I'll be writing more about the show next week, but I just wanted to share a little of the bookish magic that's in the air here, especially during a week in which we also contemplate the actions of people whose stated goal is denying access to certain titles. Any self-disrespecting, book-banning troll who dared to show up at HFF would immediately be banished into eternal, wordless exile. Forthwith, as they like to say in the best troll stories.
No, that's not quite right. More likely, the troll would be loaded down with generous stacks of great new books and sentenced to spend some quiet time in the nearest available reading space: "You think that book you wanted banned was unsettling? Read these!"
"It is an honor and a joy to work in a world where ideas are still valued," said Hans Weyandt, co-owner of Micawber's bookstore, St. Paul, Minn., during HFF's opening reception Wednesday night. He is also the editor of Read This!: Handpicked Favorites from America's Indie Bookstores (Coffee House Press). Although Weyandt is now often introduced at events as an editor or author, he said (with a generous measure of bookish intensity): "First and foremost, forever and always, I will be a bookseller."
At breakfast yesterday morning, Emma Straub, a bookseller at BookCourt, Brooklyn, N.Y., whose debut novel Laura Lamont's Life in Pictures (Riverhead) was released earlier this month, echoed Weyandt's philosophy. Although she has taken a leave of absence while touring for her book, she lamented that "what I'll miss most is saying, 'Here, read this; read this!'.... I think every writer should work in a bookshop. I think publishers should require it."
Peter Geye, author of The Lighthouse Road (Unbridled Books), eloquently expressed his deep gratitude to booksellers during yesterday's breakfast event: "I look out across the room and see nothing but a room full of bookish saints.... Without you, I wouldn't exist as an author. How do you thank people for making a dream come true?"
He also talked about his own learning process in the world of books, noting that while being a "writer" is what he does in private to create his novels, "there's another part of the job description and that's being an 'author.' I think it's you all who have taught me how to be an author.... If I never wrote another word, I'd still have the gift of your friendship."

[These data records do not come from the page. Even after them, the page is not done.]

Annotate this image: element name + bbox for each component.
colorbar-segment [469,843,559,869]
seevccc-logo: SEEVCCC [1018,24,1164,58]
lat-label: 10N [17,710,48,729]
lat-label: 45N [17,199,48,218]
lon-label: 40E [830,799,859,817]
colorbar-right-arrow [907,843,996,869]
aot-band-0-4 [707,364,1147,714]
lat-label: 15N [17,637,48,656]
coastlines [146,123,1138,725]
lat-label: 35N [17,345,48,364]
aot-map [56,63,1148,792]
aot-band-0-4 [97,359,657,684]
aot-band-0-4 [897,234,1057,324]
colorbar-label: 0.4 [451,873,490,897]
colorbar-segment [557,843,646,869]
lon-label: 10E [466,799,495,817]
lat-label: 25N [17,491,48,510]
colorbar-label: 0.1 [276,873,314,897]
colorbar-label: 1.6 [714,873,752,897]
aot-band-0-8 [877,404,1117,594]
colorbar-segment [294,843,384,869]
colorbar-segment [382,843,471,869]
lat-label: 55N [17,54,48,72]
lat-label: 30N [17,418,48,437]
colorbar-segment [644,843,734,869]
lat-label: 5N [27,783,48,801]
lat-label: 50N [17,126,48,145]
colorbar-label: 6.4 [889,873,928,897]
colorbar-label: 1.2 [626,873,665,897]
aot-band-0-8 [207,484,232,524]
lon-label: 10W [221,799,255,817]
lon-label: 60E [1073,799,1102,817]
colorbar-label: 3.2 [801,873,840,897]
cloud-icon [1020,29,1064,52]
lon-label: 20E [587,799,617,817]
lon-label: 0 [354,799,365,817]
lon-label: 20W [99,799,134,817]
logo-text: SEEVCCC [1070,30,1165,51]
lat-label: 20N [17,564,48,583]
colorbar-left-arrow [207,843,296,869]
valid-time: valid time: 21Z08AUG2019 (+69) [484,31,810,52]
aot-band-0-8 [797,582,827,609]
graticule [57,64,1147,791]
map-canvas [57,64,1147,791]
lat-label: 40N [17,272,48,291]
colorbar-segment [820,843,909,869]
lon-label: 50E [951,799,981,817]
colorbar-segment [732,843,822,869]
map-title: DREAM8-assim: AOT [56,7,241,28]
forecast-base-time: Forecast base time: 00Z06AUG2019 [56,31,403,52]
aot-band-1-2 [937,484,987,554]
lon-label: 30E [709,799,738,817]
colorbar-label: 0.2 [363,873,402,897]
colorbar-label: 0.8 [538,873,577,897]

As is often the case when book people gather at these events, one speaker after another underlined the importance of indie bookstores. Justin Cronin, whose latest is The Twelve (Ballantine), praised booksellers for being "the opposite of hedge fund managers," while Christina Schwarz, author of The Edge of the Earth (Atria, April 2013), noted: "If every English teacher wants to be a writer, every writer dreams of being a bookseller." And Jami Attenberg, author of The Middlesteins (Grand Central), said that her part-time job at WORD bookstore, Brooklyn, "has changed my life," adding: "I thank you for what you do, and I also get what you do."
Jim Heynen, author of The Fall of Alice K. (Milkweed), said, "I haven't been mixing with people who love the same thing I do so much in a long time. I'm just amazingly grateful to those of you who have the boots on the ground and say, 'Hey, check this out.' "

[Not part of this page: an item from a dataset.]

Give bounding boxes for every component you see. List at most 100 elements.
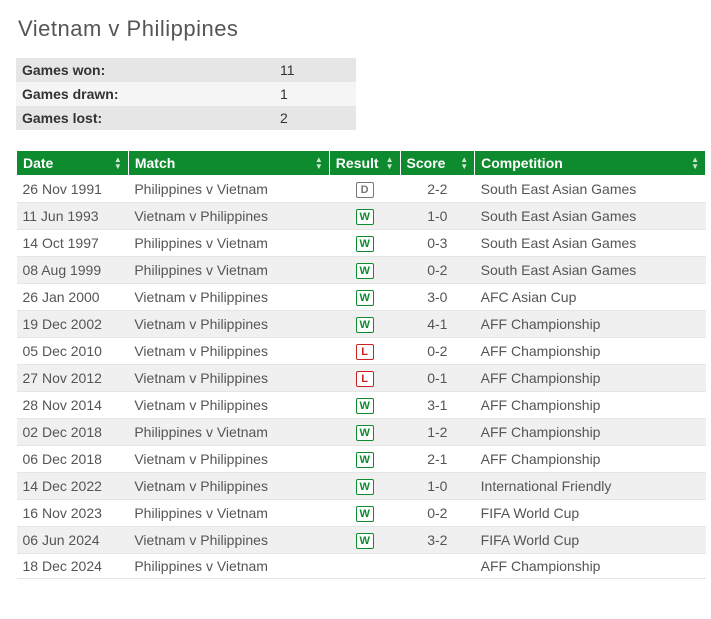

There is, of course, more to write about all the book business that was conducted here, but it's also important to acknowledge the beautiful, if short-lived, theme park for book people that a regional booksellers trade show inevitably becomes. The concept of banned books is even more surreal when you're fully engaged in all this fine conversation about writing and publishing and bookselling and reading. Here a book is an absolute necessity, a way of life. Or, as Emma Straub put it, a book is "love pretending to be a subway companion." Take that, book-banning trolls.--Published in Shelf Awareness, issue #1843.